Wszystko jest dwubiegunowe.
W stosunku do my­ślenia, odróżniamy myślenie racjonalne, analityczne od myślenia świadomego, syntetycznego.
Jeżeli chodzi natomiast o odczuwa­nie, rozróżniamy odczucia cielesne, odczucia subtelniejsze i wy­czucie.
W obszarze woli możemy wyróżnić, chciwość i egoizm, który przeciwstawia się wyższej woli naszego wewnętrznego przewodnictwa.
Jeśli chodzi o przeczucia, to nieświadomej funkcji instynktu przeciwstawia­my nadświadomą wszechwiedzącą intuicję.
W fazie przejściowej pomagamy sobie myśleniem logicznym.
Niestety jednak wielu ludzi tkwi w tej fazie przejściowej, nie idzie dalej i nie osiąga wglądu w rzeczywistość, nie doświadcza wszechogarniającej ja­sności.
Pod względem rozwoju ludzie ci „nie nadążają", zaś okre­ślenie bieg życia dobrze opisuje ten etap. Uświadom sobie ogrom­ny rozmiar intuicji: możesz w sobie odkryć cały świat, nosisz w sobie wiedzę wszystkich czasów.
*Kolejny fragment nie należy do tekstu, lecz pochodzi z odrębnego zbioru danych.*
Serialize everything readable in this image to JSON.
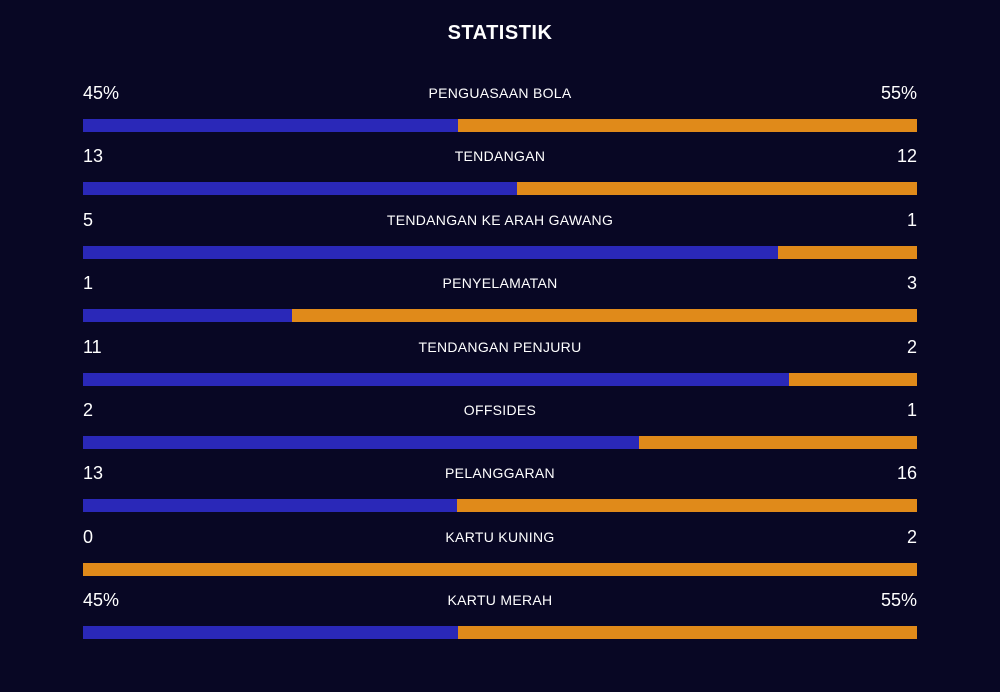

Często doświadczasz intuicji sam z siebie, jednak możesz ją także celowo uaktywnić. Kiedy dorośniemy już do samych siebie, coraz łatwiej będziemy docho­dzić do świadomości i coraz dłużej w niej pozostawać. Nawet jeśli się nie musimy tego uczyć, a jedynie sobie przypomnieć, i tak istnieją metody, techniki i pomoce, dzięki którym urucho­mimy intuicję do działania na naszą rzecz.
Możemy udrożnić kanał dla intuicji.
Jednym z najważniejszych ćwiczeń jest dopro­wadzenie do wyciszenia myśli i poprawy postrzegania na wszyst­kich płaszczyznach.